Adobe has dominated the graphics and visual software industry for decades and has seen its stock rise in the past 10 years almost 15-fold.
The transition to mobile devices has presented an opportunity for upstarts, which have been gaining ground while Adobe undertook the thorny work of re-engineering mature apps for a different platform. As a result, Photoshop for iPad came out very differently than the desktop app.
Belsky said when Adobe promised "real Photoshop," some users expected "full Photoshop," with all of the features of the standard version. Early customers of the mobile version panned the app online, though Adobe has since made updates and it now has a more than four-star rating in Apple's App Store. Belsky said that one lesson from the Photoshop launch is to let consumers test the app for a longer period of time before making it widely available.
Photoshop's iPad app has reached about 2.6 million global installations since its launch in November 2019, according to estimates from research firm Sensor Tower.

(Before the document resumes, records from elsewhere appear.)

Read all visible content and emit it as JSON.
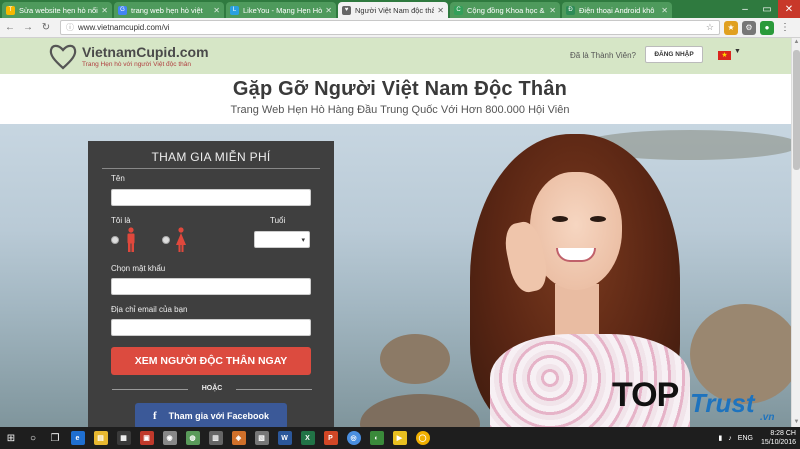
{
  "browser": {
    "tabs": [
      {
        "label": "Sửa website hẹn hò nổi",
        "icon": "T",
        "color": "#f5b800",
        "active": false
      },
      {
        "label": "trang web hẹn hò việt",
        "icon": "G",
        "color": "#4285f4",
        "active": false
      },
      {
        "label": "LikeYou - Mạng Hẹn Hò",
        "icon": "L",
        "color": "#2aa0e0",
        "active": false
      },
      {
        "label": "Người Việt Nam độc thâ",
        "icon": "♥",
        "color": "#666666",
        "active": true
      },
      {
        "label": "Cộng đồng Khoa học &",
        "icon": "C",
        "color": "#33a05a",
        "active": false
      },
      {
        "label": "Điện thoại Android khô",
        "icon": "Đ",
        "color": "#2e8b57",
        "active": false
      }
    ],
    "url_scheme": "ⓘ",
    "url": "www.vietnamcupid.com/vi"
  },
  "site": {
    "brand_name": "VietnamCupid.com",
    "tagline": "Trang Hẹn hò với người Việt độc thân",
    "member_question": "Đã là Thành Viên?",
    "login_label": "ĐĂNG NHẬP",
    "flag_glyph": "★"
  },
  "hero": {
    "title": "Gặp Gỡ Người Việt Nam Độc Thân",
    "subtitle": "Trang Web Hẹn Hò Hàng Đầu Trung Quốc Với Hơn 800.000 Hội Viên"
  },
  "signup": {
    "title": "THAM GIA MIỄN PHÍ",
    "name_label": "Tên",
    "i_am_label": "Tôi là",
    "age_label": "Tuổi",
    "password_label": "Chọn mật khẩu",
    "email_label": "Địa chỉ email của bạn",
    "cta_label": "XEM NGƯỜI ĐỘC THÂN NGAY",
    "or_label": "HOẶC",
    "facebook_label": "Tham gia với Facebook",
    "facebook_glyph": "f"
  },
  "watermark": {
    "top": "TOP",
    "trust": "Trust",
    "vn": ".vn"
  },
  "taskbar": {
    "language": "ENG",
    "time": "8:28 CH",
    "date": "15/10/2016"
  }
}
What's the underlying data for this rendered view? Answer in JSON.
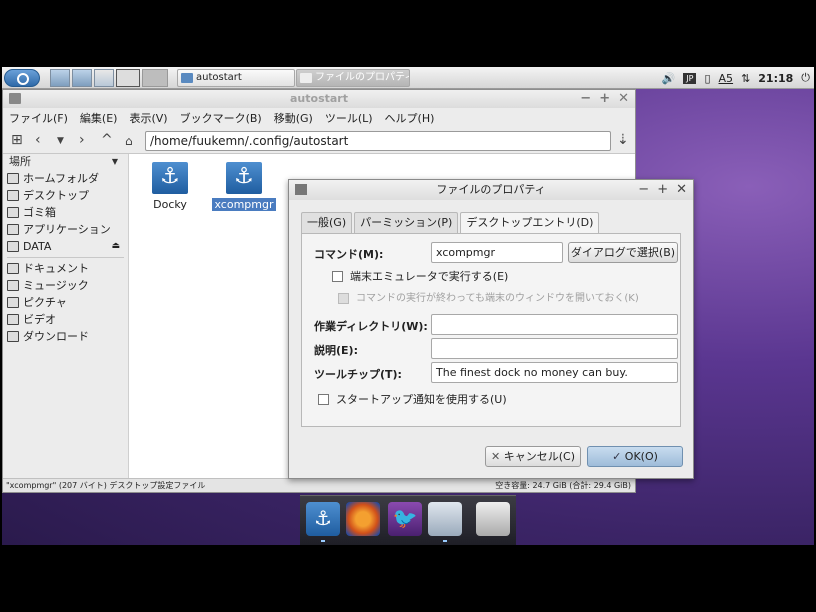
{
  "panel": {
    "tasks": [
      {
        "label": "autostart"
      },
      {
        "label": "ファイルのプロパティ"
      }
    ],
    "tray": {
      "input_method": "JP",
      "keyboard": "A5",
      "clock": "21:18"
    }
  },
  "file_manager": {
    "title": "autostart",
    "menu": [
      "ファイル(F)",
      "編集(E)",
      "表示(V)",
      "ブックマーク(B)",
      "移動(G)",
      "ツール(L)",
      "ヘルプ(H)"
    ],
    "path": "/home/fuukemn/.config/autostart",
    "sidebar": {
      "header": "場所",
      "places": [
        {
          "label": "ホームフォルダ",
          "icon": "home-icon"
        },
        {
          "label": "デスクトップ",
          "icon": "desktop-icon"
        },
        {
          "label": "ゴミ箱",
          "icon": "trash-icon"
        },
        {
          "label": "アプリケーション",
          "icon": "applications-icon"
        },
        {
          "label": "DATA",
          "icon": "drive-icon"
        }
      ],
      "bookmarks": [
        {
          "label": "ドキュメント",
          "icon": "documents-icon"
        },
        {
          "label": "ミュージック",
          "icon": "music-icon"
        },
        {
          "label": "ピクチャ",
          "icon": "pictures-icon"
        },
        {
          "label": "ビデオ",
          "icon": "video-icon"
        },
        {
          "label": "ダウンロード",
          "icon": "download-icon"
        }
      ]
    },
    "files": [
      {
        "label": "Docky"
      },
      {
        "label": "xcompmgr"
      }
    ],
    "status_left": "\"xcompmgr\" (207 バイト) デスクトップ設定ファイル",
    "status_right": "空き容量: 24.7 GiB (合計: 29.4 GiB)"
  },
  "dialog": {
    "title": "ファイルのプロパティ",
    "tabs": [
      "一般(G)",
      "パーミッション(P)",
      "デスクトップエントリ(D)"
    ],
    "command_label": "コマンド(M):",
    "command_value": "xcompmgr",
    "choose_button": "ダイアログで選択(B)",
    "terminal_check": "端末エミュレータで実行する(E)",
    "keep_window_check": "コマンドの実行が終わっても端末のウィンドウを開いておく(K)",
    "workdir_label": "作業ディレクトリ(W):",
    "workdir_value": "",
    "description_label": "説明(E):",
    "description_value": "",
    "tooltip_label": "ツールチップ(T):",
    "tooltip_value": "The finest dock no money can buy.",
    "startup_check": "スタートアップ通知を使用する(U)",
    "cancel_button": "キャンセル(C)",
    "ok_button": "OK(O)"
  }
}
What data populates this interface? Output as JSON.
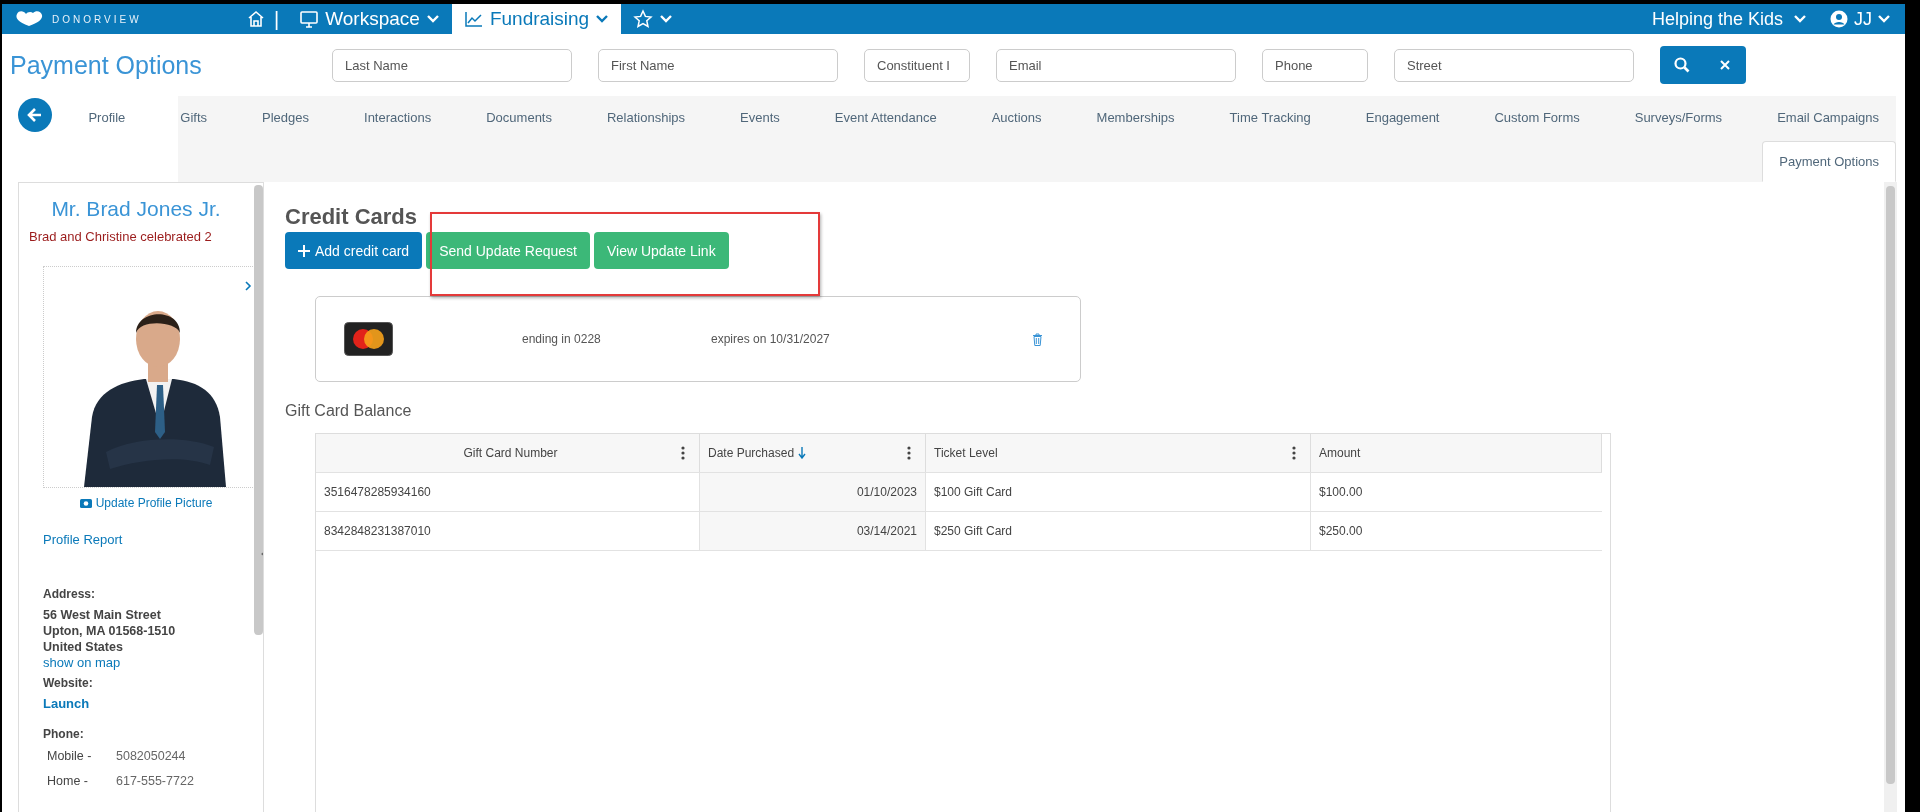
{
  "nav": {
    "brand": "DONORVIEW",
    "separator": "|",
    "menus": [
      {
        "kind": "menu",
        "label": "Workspace",
        "selected": false
      },
      {
        "kind": "menu",
        "label": "Fundraising",
        "selected": true
      },
      {
        "kind": "favorites",
        "selected": false
      }
    ],
    "org": "Helping the Kids",
    "user": "JJ"
  },
  "page_title": "Payment Options",
  "search": {
    "fields": [
      {
        "placeholder": "Last Name"
      },
      {
        "placeholder": "First Name"
      },
      {
        "placeholder": "Constituent I"
      },
      {
        "placeholder": "Email"
      },
      {
        "placeholder": "Phone"
      },
      {
        "placeholder": "Street"
      }
    ]
  },
  "tab_rows": [
    {
      "tabs": [
        {
          "label": "Profile",
          "selected": false
        },
        {
          "label": "Gifts",
          "selected": false
        },
        {
          "label": "Pledges",
          "selected": false
        },
        {
          "label": "Interactions",
          "selected": false
        },
        {
          "label": "Documents",
          "selected": false
        },
        {
          "label": "Relationships",
          "selected": false
        },
        {
          "label": "Events",
          "selected": false
        },
        {
          "label": "Event Attendance",
          "selected": false
        },
        {
          "label": "Auctions",
          "selected": false
        },
        {
          "label": "Memberships",
          "selected": false
        },
        {
          "label": "Time Tracking",
          "selected": false
        },
        {
          "label": "Engagement",
          "selected": false
        },
        {
          "label": "Custom Forms",
          "selected": false
        },
        {
          "label": "Surveys/Forms",
          "selected": false
        },
        {
          "label": "Email Campaigns",
          "selected": false
        }
      ]
    },
    {
      "tabs": [
        {
          "label": "Payment Options",
          "selected": true
        }
      ]
    }
  ],
  "profile": {
    "name": "Mr. Brad Jones Jr.",
    "note": "Brad and Christine celebrated 2",
    "update_picture": "Update Profile Picture",
    "report": "Profile Report",
    "address": {
      "label": "Address:",
      "lines": [
        "56 West Main Street",
        "Upton, MA 01568-1510",
        "United States"
      ],
      "map_link": "show on map"
    },
    "website": {
      "label": "Website:",
      "link": "Launch"
    },
    "phone": {
      "label": "Phone:",
      "numbers": [
        {
          "type": "Mobile -",
          "number": "5082050244"
        },
        {
          "type": "Home -",
          "number": "617-555-7722"
        }
      ]
    }
  },
  "credit_cards": {
    "title": "Credit Cards",
    "buttons": [
      {
        "label": "Add credit card",
        "kind": "primary"
      },
      {
        "label": "Send Update Request",
        "kind": "success"
      },
      {
        "label": "View Update Link",
        "kind": "success"
      }
    ],
    "cards": [
      {
        "ending": "ending in 0228",
        "expires": "expires on 10/31/2027"
      }
    ]
  },
  "gift_cards": {
    "title": "Gift Card Balance",
    "columns": [
      {
        "label": "Gift Card Number",
        "sorted": false,
        "menu": true
      },
      {
        "label": "Date Purchased",
        "sorted": true,
        "menu": true
      },
      {
        "label": "Ticket Level",
        "sorted": false,
        "menu": true
      },
      {
        "label": "Amount",
        "sorted": false,
        "menu": false
      }
    ],
    "rows": [
      [
        "3516478285934160",
        "01/10/2023",
        "$100 Gift Card",
        "$100.00"
      ],
      [
        "8342848231387010",
        "03/14/2021",
        "$250 Gift Card",
        "$250.00"
      ]
    ]
  }
}
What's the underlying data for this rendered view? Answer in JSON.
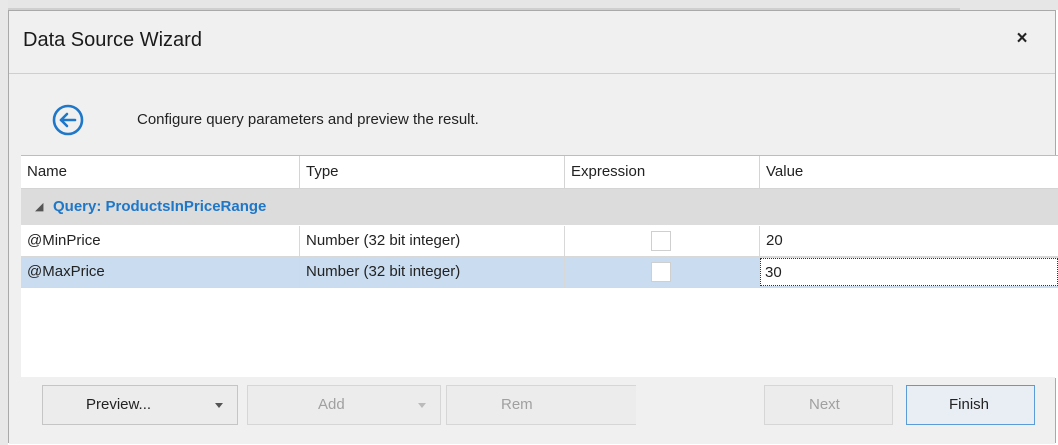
{
  "dialog": {
    "title": "Data Source Wizard",
    "close_label": "×"
  },
  "header": {
    "back_icon": "arrow-left-circle-icon",
    "text": "Configure query parameters and preview the result."
  },
  "grid": {
    "columns": [
      "Name",
      "Type",
      "Expression",
      "Value"
    ],
    "group_label": "Query: ProductsInPriceRange",
    "rows": [
      {
        "name": "@MinPrice",
        "type": "Number (32 bit integer)",
        "expression": false,
        "value": "20",
        "selected": false
      },
      {
        "name": "@MaxPrice",
        "type": "Number (32 bit integer)",
        "expression": false,
        "value": "30",
        "selected": true
      }
    ]
  },
  "buttons": {
    "preview": "Preview...",
    "add": "Add",
    "remove": "Rem",
    "next": "Next",
    "finish": "Finish"
  },
  "colors": {
    "accent": "#1e77c8",
    "selection": "#c9dcf0"
  }
}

Belsky said that part of Adobe's mobile strategy is offering apps that can be downloaded at no cost, including Photoshop Express Photo Editor, to attract more consumers to the company's products because they may later upgrade to paid accounts. He acknowledged that design-software competition is intensifying with startups such as Canva and Figma emerging as rivals.
"Competition is oftentimes the impetus to act," Belsky said. "I look at our products and the mission is very simple. Our products need to become systems. That requires that old-school desktop files become cloud documents, it requires that people can be collaborative even at the beginning of their work."